Tunbridge Wells Alliance will direct all its efforts as a party, and through our councillors, to ensure that the Borough of Tunbridge Wells supports a healthy and well cared for community that can be proud of its carefully maintained and cherished environment.
We will ensure that a proper balance is struck between conservation and development, so that the borough remains an excellent place to live, work and visit, whilst keeping pace with the changing requirements of new generations.
Our detailed manifesto pledges are as follows.
Campaign to elect councillors who will listen to and respect the community.
Create a council that reflects the views of its residents, rather than imposing its own views on them.
Ensure that public consultations are made clearer and simpler.
Offer members of the public proper time to promote their ideas and concerns, ask and answer questions, and debate issues.

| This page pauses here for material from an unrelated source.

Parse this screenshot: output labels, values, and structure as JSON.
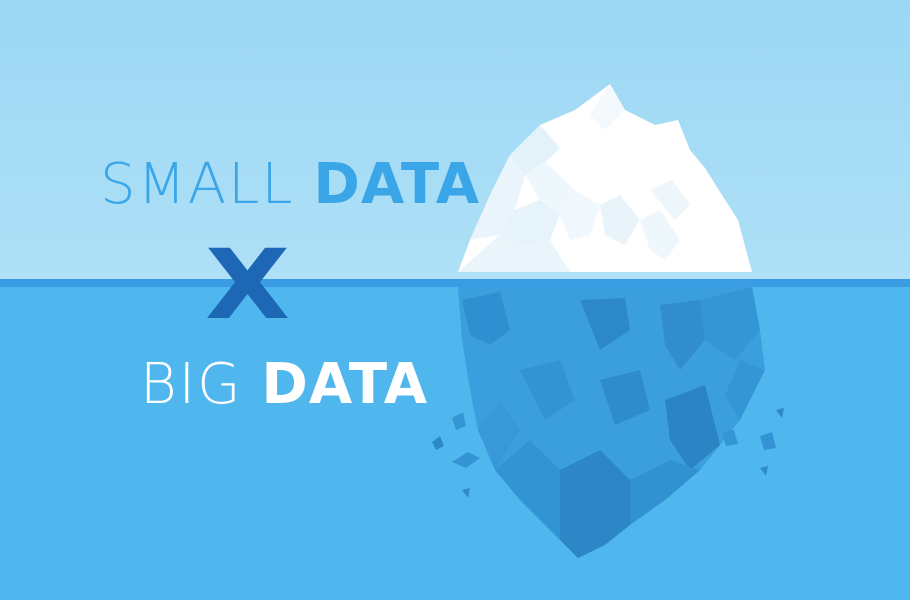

Campaign for increased opportunities for members of the public to present their views at committees and full council meetings.
Improve the council’s planning processes.
Contentious applications should always be referred to the planning committee for a decision by councillors, rather than by council officers behind closed doors.
Ensure that developments are carried out with proper regard to the impact on local infrastructure (roads, schools, medical facilities etc).
Push the council to adopt the Community Infrastructure Levy to replace section 106 agreements. Developer contributions to local infrastructure improvements should relate to their development and to the wishes of the local community.
Resist government pressure to build large scale housing developments in unsuitable locations. Do our best to protect green belt land and the High Weald Area of Outstanding Natural Beauty.
Press for improvements to building regulations, to raise the standard of housing design, quality and sustainability.
Halt the reckless conversion of commercial premises and offices into domestic accommodation.
Ensure that developments across the borough are coordinated through proper town planning and neighbourhood plans. Listen to local people and organisations in the formulation of these plans.
Resist the council spending more of taxpayers’ money in developing its ill-judged and financially ruinous Calverley Square proposals.
Push for the council to redirect money to address the chronic shortage of affordable homes through a programme of council house building.
Encourage and support community-led housing delivery vehicles, such as community land trusts and co-housing projects.
Encourage the council to continue to improve its waste recycling programme.
Resist the proposed charge for the collection of garden waste. The council is only imposing this charge as it wants to borrow £77 million for the Calverley Square proposals.
Ensure that the council adopts a strategy for tackling the problem of single-use plastics and non-recyclable packaging.
Encourage the council to find ways to deal with recycling at a more local level, for example by finding suitable locations for local composting centres for garden waste.
ROADS AND TRAFFIC
Press for the council to take back control of its roads from Kent County Council, so that concerns such as repairs and traffic control can be prioritised locally.
Aim to declutter our towns and villages from unnecessary street furniture and road signs, and prioritise the mending of pavements and verges.
Lobby for a ban on HGVs using our rural lanes and villages as rat runs.
Address the issue of excess traffic movements in Tunbridge Wells caused by the search for on-street parking spaces.
Help stimulate the retail economy in Tunbridge Wells by offering ‘first hour free’ parking, or similar arrangements, in council owned car parks.
HEALTH AND WELLBEING
Support improvements to public rights of way to ensure a better network of cycle and bridleway routes in our rural parishes.
Encourage the council to address the issue of airborne pollution and seek to find ways to improve air quality.
Press for the continuation of the CCTV monitoring programme. This has made our streets safer, protected traders and enabled the police to obtain convictions for criminal offences. Seek a funding contribution from the police, as well as resisting any decisions taken by the council that put the financing of this at risk.
Pressurise the council to continue with its community grants programme. This is now at risk because of the Calverley Square proposals. Lobby for the council to continue to support Citizens Advice Tunbridge Wells & District, which may have to close without council funding. Support local community initiatives throughout the borough by making small grants that can help turn these initiatives into realities.
Support the cultural hub development, which has been partly funded by the Heritage Lottery Fund. This makes good use of the existing library, museum, and adult education centre buildings.
Press for the refurbishment of the remaining civic buildings, including the town hall, Assembly Hall Theatre and police station, to ensure they are preserved for the public benefit. Take soundings from the public concerning the future use of these buildings.
Put pressure on the owners of the old ABC cinema site to ensure that it is developed as soon as possible. The development should include a suitable community element.
Ensure that the council takes into account the needs of all age groups when allocating resources, including teenagers and older people.
FULL BOROUGH APPROACH
Ensure that the council does not neglect the concerns and requirements of our rural areas. Fair and proportionate resources should be allocated to these areas, including the three towns outside Tunbridge Wells and our many villages.
Listen to the concerns of residents and employers in these locations. Ensure they are given full consideration when allocating resources across the borough.
Liaise with, and strongly value, our local town and parish councils. These councils consist of elected individuals who give their time for no financial reward, and whose local knowledge and suggestions are invaluable to their local communities. Encourage the use of parish and neighbourhood plans to highlight local issues and preferences.